Paul Cézanne's Homme à la pipe
The phenomenology of Cézanne's painting of a man smoking a pipe
Public domain through Wikimedia Commons.
This is one of my favorite Cézannes, for a couple of reasons. The first is the man himself. Contemplate the man. Is he a simpleton or a profound thinker? Is he a thoughtless "pleb" (Kierkegaard), a dumb "herd" (Nietzsche), an inauthentic "Das Man" (Heidegger)? Or is he a philosopher? It is an unresolvable interpretive problem. He could be either, or he could be both. But even if he is both, what mode is he in at the moment? We see him, but *who he is remains irreducibly hidden.* He is seen but unseeable, a paradox that defines life. He is a "phenomenon."
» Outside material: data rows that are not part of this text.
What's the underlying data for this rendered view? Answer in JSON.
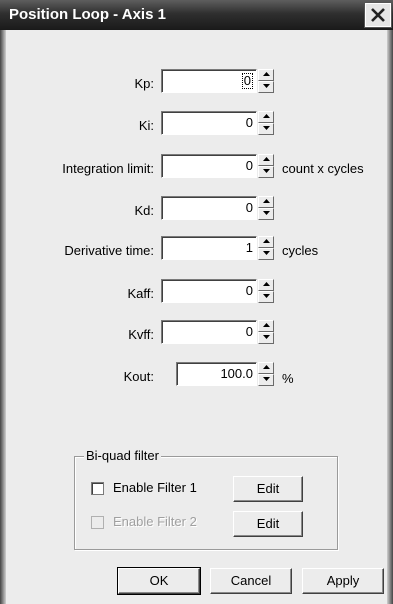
{
  "window": {
    "title": "Position Loop - Axis 1"
  },
  "fields": [
    {
      "label": "Kp:",
      "value": "0",
      "unit": ""
    },
    {
      "label": "Ki:",
      "value": "0",
      "unit": ""
    },
    {
      "label": "Integration limit:",
      "value": "0",
      "unit": "count x cycles"
    },
    {
      "label": "Kd:",
      "value": "0",
      "unit": ""
    },
    {
      "label": "Derivative time:",
      "value": "1",
      "unit": "cycles"
    },
    {
      "label": "Kaff:",
      "value": "0",
      "unit": ""
    },
    {
      "label": "Kvff:",
      "value": "0",
      "unit": ""
    },
    {
      "label": "Kout:",
      "value": "100.0",
      "unit": "%"
    }
  ],
  "filter_group": {
    "title": "Bi-quad filter",
    "filter1": {
      "label": "Enable Filter 1",
      "checked": false,
      "enabled": true,
      "edit_label": "Edit"
    },
    "filter2": {
      "label": "Enable Filter 2",
      "checked": false,
      "enabled": false,
      "edit_label": "Edit"
    }
  },
  "buttons": {
    "ok": "OK",
    "cancel": "Cancel",
    "apply": "Apply"
  }
}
The second is the geometry. Look at the symmetry. The forearms are parallel. There is a linearity from the left arm to top of his hat. You could draw a triangle from the top of his hat to his elbow on the table to his left elbow. In sum there is an unseen geometry constituting the man. The man came into being through an invisible, a-priori set of geometric principles and laws. Can you see the principles of geometry? *With the phenomenon of the man in front of you, you can, but without the phenomenon, you cannot.* The manifestation of the man (phenomenon) reveals more than the man himself. It reveals something else hidden but which is very real. Merleau-Ponty referred to this as "the appearance of that which is appearing." Through the phenomenon of the man, the a-priori universal principles of geometry "appear as appearing." The use of only a few dominant colors brings this forward to our consciousness. An impressionist use of many colors (like Monet) would conceal this. Cézanne brings this out by limiting the color scheme.
This is one of the aspects of Merleau-Ponty's phenomenology that impressed me most. It is why he spoke so often of Cézanne in his lectures. It also is why his nemesis was Descartes. In Descartes' dualistic "I think; therefore, I am," this very powerful understanding of reality is not possible.